En route vers un quatriéme procès pour Cécile Bourgeon

En route vers un quatriéme  procès pour Cécile Bourgeon

Bientôt en remis en liberté pour Cécile Bourgeon

Condamnée en février 2018 – comme son ex-compagnon – à vingt ans de réclusion criminelle pour « coups mortels » sur sa fille, Cécile Bourgeon pourrait bénéficier d’un nouveau procès, à la faveur d'un pourvoi en cassation. Dans ce cas, la jeune femme serait sans doute remise en liberté jusqu’à la future audience.

Et si tout était à refaire ? Dans un dossier hors norme, déjà jalonné de rebondissements, une nouvelle déflagration semble se profiler. La cour de cassation examine ce mercredi matin, à Paris, le pourvoi formé par les conseils de Cécile Bourgeon et Berkane Makhlouf.

Dans leur collimateur : le verdict rendu en février 2018 par la cour d’assises de Haute-Loire, reconnaissant la mère de Fiona et son ex-compagnon coupables de « coups mortels » sur la fillette et les condamnant, en appel, à vingt ans de réclusion.

Les avocats de la défense estiment que les débats au Puy-de-Velay ont été entachés d’irrégularités. Raison pour laquelle ils ont saisi la plus haute juridiction française.

Celle-ci ne se prononcera pas sur le fond de l’affaire : elle ne statue que sur des questions de forme. Dans ce cas précis, huit points litigieux – on parle de « moyens » – lui ont été soumis.

Gilles-Jean et Renaud Portejoie, qui assistent Cécile Bourgeon, invoquent à eux seuls six violations du code de procédure pénale. Les droits de la jeune femme n’auraient notamment pas été respectés lors de la demande de renvoi qu’ils ont formulée au cours de l’audience, suite à l’épisode dit « de l’apéritif » (*).

Le président Fradin avait rejeté leur requête sans motiver son refus et sans donner la parole en dernier à Cécile Bourgeon, contrairement aux obligations en la matière.

Autre point soulevé par les conseils de la mère de Fiona : un expert appelé à la barre au Puy a été interrogé sans avoir prêté serment.

Ces faux-pas purement techniques peuvent-ils entraîner l’annulation pure et simple d’une décision prononcée après onze jours d’audience sous haute tension ? Oui, à en croire plusieurs sources. « Nous avons bon espoir que la cour de cassation nous entende », glissent prudemment Gilles-Jean et Renaud Portejoie.

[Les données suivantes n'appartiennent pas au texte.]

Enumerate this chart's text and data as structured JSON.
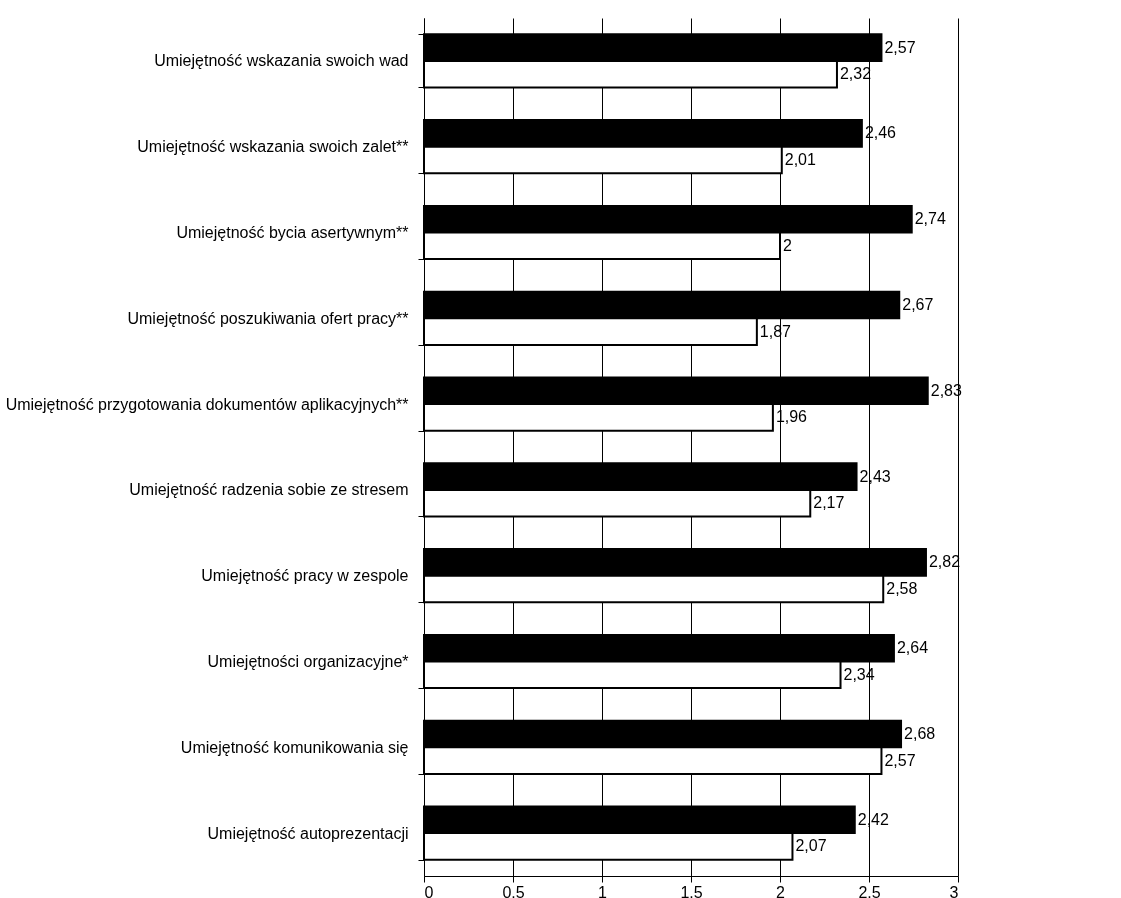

De leur côté, Mes Khanifar et Schott, les conseils de Berkane Makhlouf, ont soulevé deux moyens distincts. Ils dénoncent notamment la « présomption de culpabilité » dont leur client aurait été victime.

Dans l’hypothèse où la juridiction suprême « casse » l’arrêt de la cour d’assises de Haute-Loire – elle devrait trancher avant fin janvier –, un quatrième procès sera organisé dans les prochains mois.

Dans l’intervalle, c’est le verdict rendu en première instance, fin 2016, qui s’appliquerait à nouveau. Pas de quoi bouleverser dans l’immédiat la situation de Berkane Makhlouf, qui avait alors déjà écopé de vingt ans de réclusion à Riom.

L’enjeu est en revanche tout autre pour Cécile Bourgeon. La mère de Fiona a déjà purgé les cinq ans de détention auxquels elle avait été condamnée à Riom. Si elle obtient gain de cause en cassation, elle pourrait donc aussitôt sortir de prison et comparaître libre à la future audience.